Tried a bunch of new techniques on my Mek, I think he came out pretty good. Haven't added flock yet because I still need to seal him, but I don't need static grass to show him off 

Front view:









Rear view:


----------



## Glokkss (Jul 31, 2011)

Brilliant!


----------



## humakt (Jan 2, 2008)

I like it. A good paint job, although there a couple of things I dont like and would have done differently. Painting stipred cables is very tricky and you need to paint all thr way around to get a good effect. I would probably have used a different colour for the 'lightning' globes. Maybe a very pale blue, as white looks just too plain.

But none the less a great model discounting my own personal preference. Have some rep.


----------



## Khorne's Fist (Jul 18, 2008)

I agree with Humakt regarding the white base for the lightning. Your skills are obvious in the skin tone, monocle and eyes, so the flat white seems odd. A very very thin wash of leviathon purple might help to soften the contrast.


----------



## Sonorous Epithet (Dec 1, 2011)

humakt said:


> I like it. A good paint job, although there a couple of things I dont like and would have done differently. Painting stipred cables is very tricky and you need to paint all thr way around to get a good effect. I would probably have used a different colour for the 'lightning' globes. Maybe a very pale blue, as white looks just too plain.
> 
> But none the less a great model discounting my own personal preference. Have some rep.


I admit I rushed the striped cables, as it was getting late and I was pretty tired. I'd like to say I'll go back and fix it some day, but in all honesty it's pretty low on the priority list as there's a brazilian other models that are begging for paint.



Khorne's Fist said:


> I agree with Humakt regarding the white base for the lightning.

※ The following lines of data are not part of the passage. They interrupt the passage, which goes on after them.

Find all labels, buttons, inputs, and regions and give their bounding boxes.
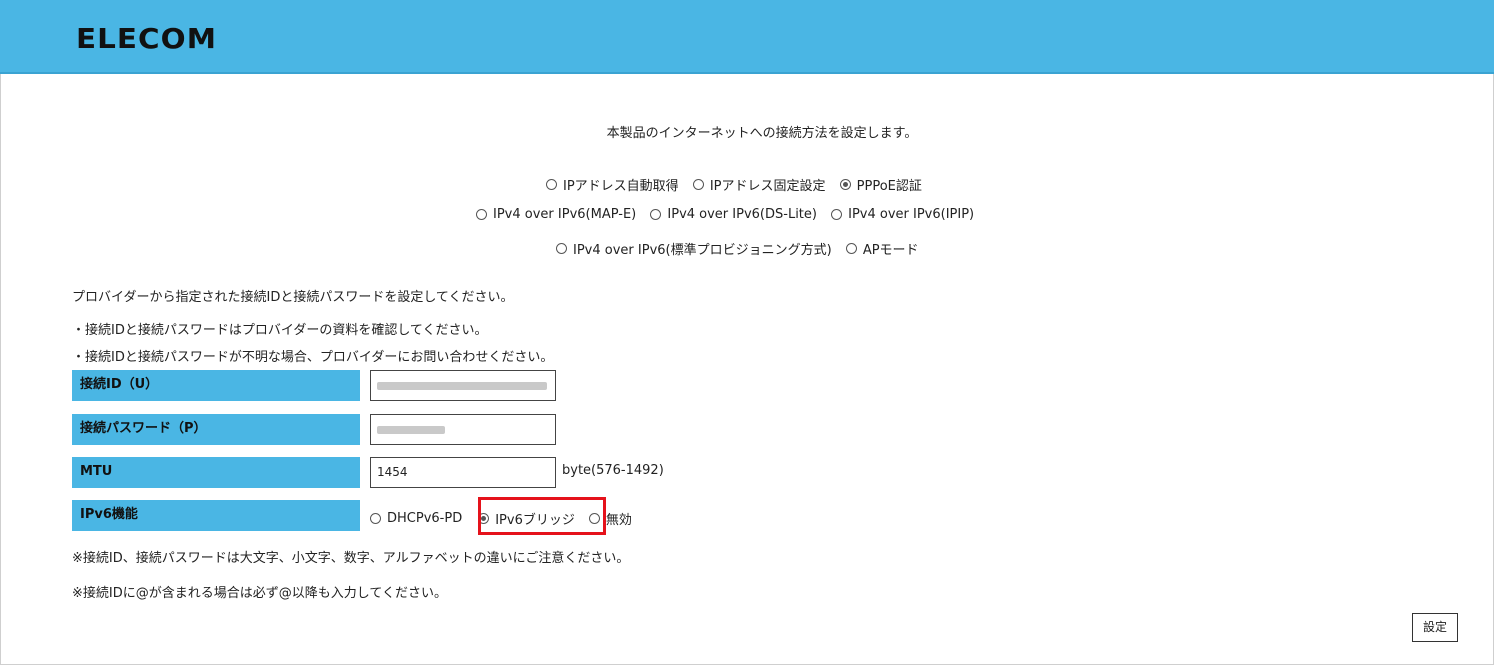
radio-circle-icon[interactable] bbox=[556, 243, 567, 254]
intro-text: 本製品のインターネットへの接続方法を設定します。 bbox=[606, 126, 918, 141]
mtu-label: MTU bbox=[72, 457, 360, 488]
radio-circle-icon[interactable] bbox=[831, 209, 843, 220]
radio-label: APモード bbox=[862, 243, 919, 258]
radio-label: IPv4 over IPv6(標準プロビジョニング方式) bbox=[573, 243, 832, 258]
header-bar: ELECOM bbox=[0, 0, 1494, 74]
radio-checked-icon[interactable] bbox=[839, 179, 851, 190]
instruction-note-1: ・接続IDと接続パスワードはプロバイダーの資料を確認してください。 bbox=[72, 323, 488, 338]
set-button[interactable]: 設定 bbox=[1412, 613, 1458, 642]
radio-label: DHCPv6-PD bbox=[387, 511, 463, 526]
radio-dhcpv6-pd[interactable]: DHCPv6-PD bbox=[370, 511, 462, 526]
radio-ap-mode[interactable]: APモード bbox=[845, 239, 919, 258]
mtu-input[interactable]: 1454 bbox=[370, 457, 556, 488]
footnote-case: ※接続ID、接続パスワードは大文字、小文字、数字、アルファベットの違いにご注意く… bbox=[72, 551, 630, 566]
radio-circle-icon[interactable] bbox=[692, 179, 704, 190]
radio-label: IPv4 over IPv6(MAP-E) bbox=[493, 207, 637, 222]
connection-mode-row-2: IPv4 over IPv6(MAP-E) IPv4 over IPv6(DS-… bbox=[476, 207, 984, 224]
radio-ipip[interactable]: IPv4 over IPv6(IPIP) bbox=[831, 207, 974, 222]
instruction-main: プロバイダーから指定された接続IDと接続パスワードを設定してください。 bbox=[72, 290, 514, 305]
highlight-box bbox=[478, 497, 606, 535]
radio-label: PPPoE認証 bbox=[856, 179, 922, 194]
connection-mode-row-3: IPv4 over IPv6(標準プロビジョニング方式) APモード bbox=[556, 239, 929, 258]
instruction-note-2: ・接続IDと接続パスワードが不明な場合、プロバイダーにお問い合わせください。 bbox=[72, 350, 554, 365]
radio-circle-icon[interactable] bbox=[650, 209, 662, 220]
password-input[interactable] bbox=[370, 414, 556, 445]
connection-mode-row-1: IPアドレス自動取得 IPアドレス固定設定 PPPoE認証 bbox=[546, 175, 932, 194]
radio-circle-icon[interactable] bbox=[845, 243, 857, 254]
radio-pppoe[interactable]: PPPoE認証 bbox=[839, 175, 922, 194]
masked-value bbox=[377, 426, 445, 434]
radio-label: IPv4 over IPv6(DS-Lite) bbox=[667, 207, 817, 222]
radio-label: IPアドレス自動取得 bbox=[563, 179, 679, 194]
masked-value bbox=[377, 382, 547, 390]
radio-circle-icon[interactable] bbox=[476, 209, 487, 220]
password-label: 接続パスワード（P） bbox=[72, 414, 360, 445]
radio-ds-lite[interactable]: IPv4 over IPv6(DS-Lite) bbox=[650, 207, 817, 222]
radio-circle-icon[interactable] bbox=[546, 179, 557, 190]
elecom-logo: ELECOM bbox=[76, 22, 218, 55]
footnote-at: ※接続IDに@が含まれる場合は必ず@以降も入力してください。 bbox=[72, 586, 447, 601]
ipv6-label: IPv6機能 bbox=[72, 500, 360, 531]
radio-label: IPアドレス固定設定 bbox=[709, 179, 826, 194]
radio-standard-provisioning[interactable]: IPv4 over IPv6(標準プロビジョニング方式) bbox=[556, 239, 832, 258]
connection-id-label: 接続ID（U） bbox=[72, 370, 360, 401]
mtu-unit: byte(576-1492) bbox=[562, 463, 664, 478]
radio-label: 無効 bbox=[605, 513, 632, 528]
radio-static-ip[interactable]: IPアドレス固定設定 bbox=[692, 175, 826, 194]
connection-id-input[interactable] bbox=[370, 370, 556, 401]
radio-map-e[interactable]: IPv4 over IPv6(MAP-E) bbox=[476, 207, 636, 222]
radio-label: IPv4 over IPv6(IPIP) bbox=[848, 207, 975, 222]
radio-circle-icon[interactable] bbox=[370, 513, 381, 524]
radio-auto-ip[interactable]: IPアドレス自動取得 bbox=[546, 175, 679, 194]
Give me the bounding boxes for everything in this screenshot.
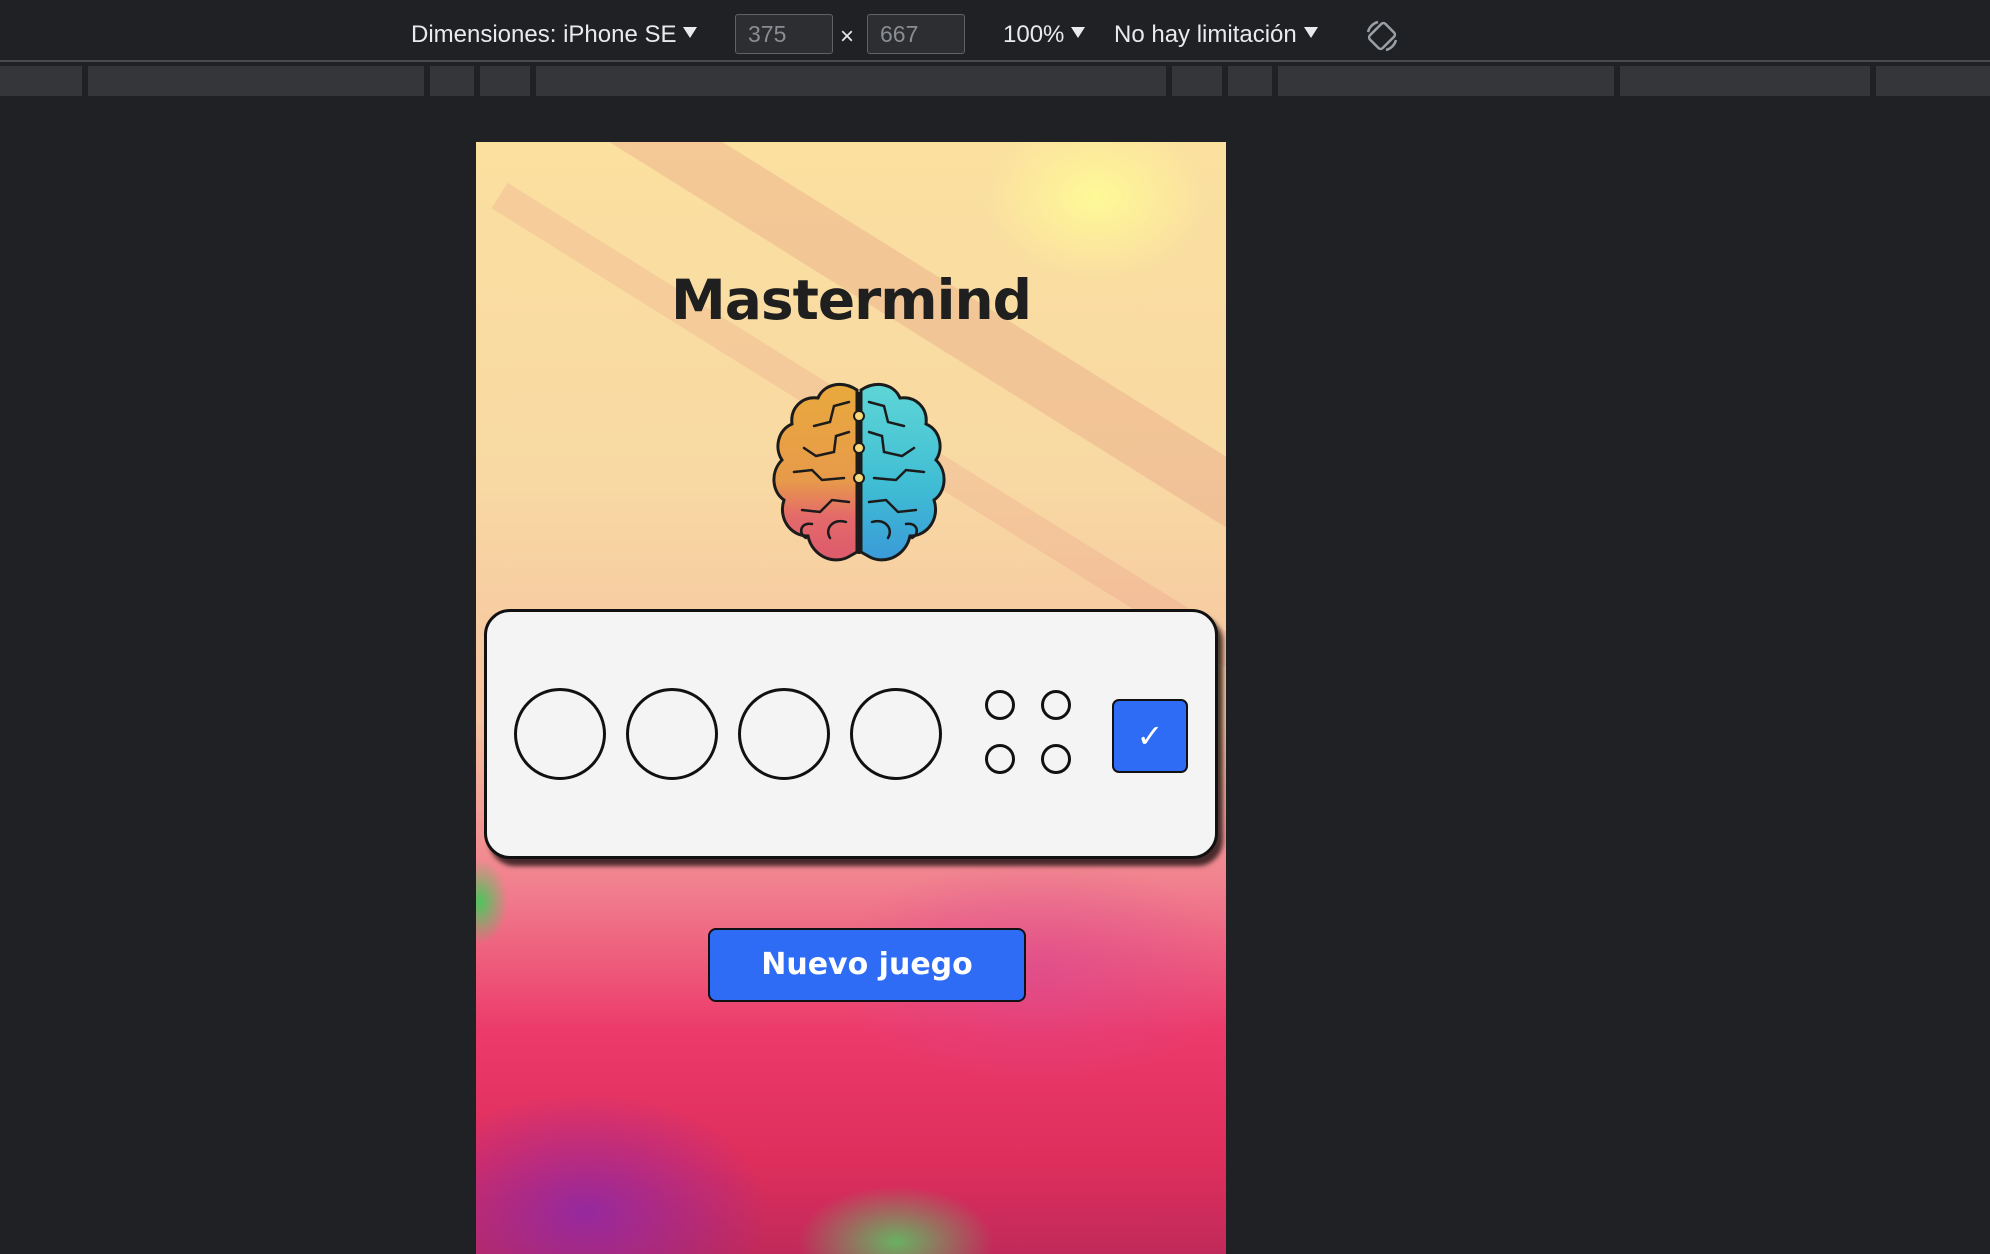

Your skills are obvious in the skin tone, monocle and eyes, so the flat white seems odd. A very very thin wash of leviathon purple might help to soften the contrast.


That might work. I was considering scrapping it and just painting over it as brass, anyway, so it's not like it could really hurt if it doesn't come out.


----------



## Shogun_Nate (Aug 2, 2008)

Gork sayz: Jobz a gud 'un!

Fine job on the mini bud! I like how you've done him. 

Good luck and good gaming,

Nate


----------



## Red Corsairs (Jun 8, 2008)

I saw this mini in the gallery earlier and I have to say that despite the two things that have been pointed out by others, it's a very nicely painted model and the verdigris is spot on. Nice job.


----------